209. DE L'ÉLECTRICE MARIE-ANTONIE DE SAXE.

Dresde, 1er décembre 1777.



Sire,

J'ai reçu l'inimitable lettre du roi philosophe qui sait se couvrir de toute espèce de gloire, et qui sait mieux, il sait l'apprécier. Eh! qui désormais pourra croire à l'immortalité de son nom, si Frédéric ne croit pas à la durée infinie du sien? Rien de plus vrai que ce que V. M. observe sur les révolutions qui enveloppent jusqu'à la mémoire des grands hommes. C'est, comme toujours dans vos lettres, la matière d'un volume renfermée en une demi-page. Mon esprit n'a pu se refuser à l'évidence, mais mon cœur combat encore; je ne puis me persuader, Sire, qu'il y aurait un temps où votre nom ne vivrait plus. Je conviens que tel sera le sort de tous ceux qui ont travaillé, comme vous le dites, pour le plaisir seul de faire parler d'eux; mais les bienfaiteurs de l'humanité, qui ont changé l'esprit de leurs siècles,<342> créé et perfectionné les États, doivent-ils s'attendre à être perdus de même dans la nuit des temps? Non, sans doute; et quand ils le devraient, est-il bon de persuader aux hommes cette affligeante vérité? Où sont les âmes fortes qui se porteraient encore aux plus grandes et aux plus difficiles entreprises, lors même qu'ils ne se tiendraient pas assurés que la mémoire dût en rester parmi les hommes? J'en connais peu, Sire, de cette trempe, et la vôtre n'est point faite pour servir d'exemple, lorsqu'il s'agit de fixer des règles pour la généralité des hommes. L'illusion les conduit les trois quarts du temps; souvent elle leur est nécessaire. Craignons de les en priver; contentons-nous de leur répéter les grandes vérités qui peuvent leur être utiles, celle, par exemple, par laquelle V. M. finit son admirable lettre, l'assurance d'être dans la main de l'Éternel, dont la volonté permanente ne peut détruire son ouvrage, et doit, au contraire, tendre sans cesse à le perfectionner. Socrate n'enseigna point de dogme plus sublime, ni plus essentiel au repos des hommes et au progrès de la vertu. Socrate! Il ne s'attendait pas, sans doute, il y a deux ou trois mille ans, à figurer dans mes lettres. Mais, Sire, on s'élève en lisant les vôtres, et ce feu du génie éclaire et réchauffe ceux même qui ne font que l'approcher.
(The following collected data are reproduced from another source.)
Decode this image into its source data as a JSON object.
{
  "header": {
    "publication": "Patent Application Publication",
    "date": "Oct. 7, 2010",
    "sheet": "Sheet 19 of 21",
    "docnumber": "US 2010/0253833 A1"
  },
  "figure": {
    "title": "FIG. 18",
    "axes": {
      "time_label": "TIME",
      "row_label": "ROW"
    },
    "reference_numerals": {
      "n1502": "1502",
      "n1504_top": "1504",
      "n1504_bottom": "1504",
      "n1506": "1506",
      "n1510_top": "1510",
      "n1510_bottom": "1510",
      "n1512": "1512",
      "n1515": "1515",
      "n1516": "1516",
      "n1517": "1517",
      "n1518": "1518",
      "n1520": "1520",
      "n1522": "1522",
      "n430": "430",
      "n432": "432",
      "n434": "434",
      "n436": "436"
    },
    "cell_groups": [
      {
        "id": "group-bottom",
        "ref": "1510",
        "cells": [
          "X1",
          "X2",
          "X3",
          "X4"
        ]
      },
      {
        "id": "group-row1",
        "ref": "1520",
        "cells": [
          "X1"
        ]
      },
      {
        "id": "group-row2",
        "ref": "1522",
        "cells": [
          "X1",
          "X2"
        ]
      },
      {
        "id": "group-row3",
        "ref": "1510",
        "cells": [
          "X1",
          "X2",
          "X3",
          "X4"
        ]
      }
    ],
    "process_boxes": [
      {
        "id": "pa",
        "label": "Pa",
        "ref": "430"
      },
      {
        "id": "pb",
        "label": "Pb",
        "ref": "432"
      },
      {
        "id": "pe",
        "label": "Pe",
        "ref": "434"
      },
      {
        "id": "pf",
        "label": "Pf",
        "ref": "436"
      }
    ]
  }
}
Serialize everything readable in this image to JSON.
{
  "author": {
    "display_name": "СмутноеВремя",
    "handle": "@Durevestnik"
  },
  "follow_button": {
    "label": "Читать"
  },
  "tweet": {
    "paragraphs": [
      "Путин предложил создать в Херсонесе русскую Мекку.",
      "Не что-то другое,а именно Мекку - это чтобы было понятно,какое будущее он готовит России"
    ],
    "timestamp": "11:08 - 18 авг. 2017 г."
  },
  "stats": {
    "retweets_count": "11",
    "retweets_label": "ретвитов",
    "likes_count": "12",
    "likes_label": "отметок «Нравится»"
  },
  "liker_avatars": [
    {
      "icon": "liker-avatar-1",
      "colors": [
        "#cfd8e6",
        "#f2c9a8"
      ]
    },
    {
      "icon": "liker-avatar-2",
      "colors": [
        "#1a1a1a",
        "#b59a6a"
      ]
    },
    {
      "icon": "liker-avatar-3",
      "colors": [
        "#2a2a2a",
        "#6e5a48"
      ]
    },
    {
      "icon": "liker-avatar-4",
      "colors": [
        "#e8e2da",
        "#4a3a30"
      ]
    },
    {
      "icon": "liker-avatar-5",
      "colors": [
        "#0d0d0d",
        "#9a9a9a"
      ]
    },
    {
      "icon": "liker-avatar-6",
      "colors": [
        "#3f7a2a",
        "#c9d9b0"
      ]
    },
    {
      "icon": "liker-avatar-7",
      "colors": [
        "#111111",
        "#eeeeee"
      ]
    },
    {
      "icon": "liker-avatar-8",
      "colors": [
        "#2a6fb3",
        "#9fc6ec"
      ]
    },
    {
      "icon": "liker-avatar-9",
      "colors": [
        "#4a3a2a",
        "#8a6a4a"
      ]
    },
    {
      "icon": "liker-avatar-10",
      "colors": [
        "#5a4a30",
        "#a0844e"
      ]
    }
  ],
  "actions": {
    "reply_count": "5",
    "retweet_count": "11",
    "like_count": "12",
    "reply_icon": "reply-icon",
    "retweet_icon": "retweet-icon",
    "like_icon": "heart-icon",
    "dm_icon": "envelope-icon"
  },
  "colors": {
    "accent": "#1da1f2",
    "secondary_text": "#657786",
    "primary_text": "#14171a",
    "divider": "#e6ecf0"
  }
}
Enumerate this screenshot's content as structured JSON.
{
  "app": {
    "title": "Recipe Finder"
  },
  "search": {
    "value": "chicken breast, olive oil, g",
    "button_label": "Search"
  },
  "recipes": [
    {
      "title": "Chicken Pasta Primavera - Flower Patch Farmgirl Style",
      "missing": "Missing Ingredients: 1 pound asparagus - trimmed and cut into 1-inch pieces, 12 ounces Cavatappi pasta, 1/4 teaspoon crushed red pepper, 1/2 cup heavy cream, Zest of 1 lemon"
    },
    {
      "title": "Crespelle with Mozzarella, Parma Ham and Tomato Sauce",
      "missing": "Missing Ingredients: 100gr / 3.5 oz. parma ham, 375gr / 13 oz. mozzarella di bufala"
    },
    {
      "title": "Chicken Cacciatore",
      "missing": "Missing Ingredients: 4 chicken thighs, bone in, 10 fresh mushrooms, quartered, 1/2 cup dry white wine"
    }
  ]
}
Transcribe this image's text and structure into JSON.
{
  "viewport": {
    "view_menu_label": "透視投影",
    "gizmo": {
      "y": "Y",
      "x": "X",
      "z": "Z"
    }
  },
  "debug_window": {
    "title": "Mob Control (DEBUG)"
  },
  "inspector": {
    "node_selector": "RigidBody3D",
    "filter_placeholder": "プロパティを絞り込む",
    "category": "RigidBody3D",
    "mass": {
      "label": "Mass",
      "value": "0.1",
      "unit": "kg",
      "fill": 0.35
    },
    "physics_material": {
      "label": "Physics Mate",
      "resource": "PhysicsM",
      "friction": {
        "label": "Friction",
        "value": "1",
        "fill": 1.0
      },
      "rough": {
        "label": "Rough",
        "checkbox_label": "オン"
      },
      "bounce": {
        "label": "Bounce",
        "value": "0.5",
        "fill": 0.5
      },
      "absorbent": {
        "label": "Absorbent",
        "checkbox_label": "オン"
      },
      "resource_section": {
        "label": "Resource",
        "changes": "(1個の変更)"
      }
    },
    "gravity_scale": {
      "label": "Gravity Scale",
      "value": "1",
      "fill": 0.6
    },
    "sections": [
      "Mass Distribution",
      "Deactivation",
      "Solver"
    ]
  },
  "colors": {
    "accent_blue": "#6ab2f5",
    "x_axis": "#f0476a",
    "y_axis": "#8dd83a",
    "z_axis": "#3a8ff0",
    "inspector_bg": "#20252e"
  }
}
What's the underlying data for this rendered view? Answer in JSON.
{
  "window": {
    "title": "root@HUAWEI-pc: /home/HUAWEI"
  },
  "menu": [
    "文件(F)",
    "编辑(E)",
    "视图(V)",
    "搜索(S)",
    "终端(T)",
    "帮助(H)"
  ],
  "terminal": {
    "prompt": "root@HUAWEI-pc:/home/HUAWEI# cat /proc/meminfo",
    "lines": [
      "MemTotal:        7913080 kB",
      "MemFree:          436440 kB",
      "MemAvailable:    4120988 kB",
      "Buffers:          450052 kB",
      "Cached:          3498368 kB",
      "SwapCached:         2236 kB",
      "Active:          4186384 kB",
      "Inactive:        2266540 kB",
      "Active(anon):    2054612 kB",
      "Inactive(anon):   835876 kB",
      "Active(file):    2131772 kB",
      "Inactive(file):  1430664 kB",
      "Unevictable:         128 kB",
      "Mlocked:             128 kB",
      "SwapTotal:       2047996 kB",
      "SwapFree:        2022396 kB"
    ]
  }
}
J'ai revu, après plusieurs années d'éloignement, mon beau-frère le prince Albert, et je me suis livrée pendant quelques heures à toute l'effusion de l'amitié. C'est encore un des soutiens de la vie. Il est bien doux, Sire, et bien glorieux d'oser aspirer à la vôtre et mériter au moins votre indulgence, si c'est la mériter que de se sentir pénétré plus que personne de la haute considération et de l'admiration infinie avec laquelle je ne cesserai d'être, etc.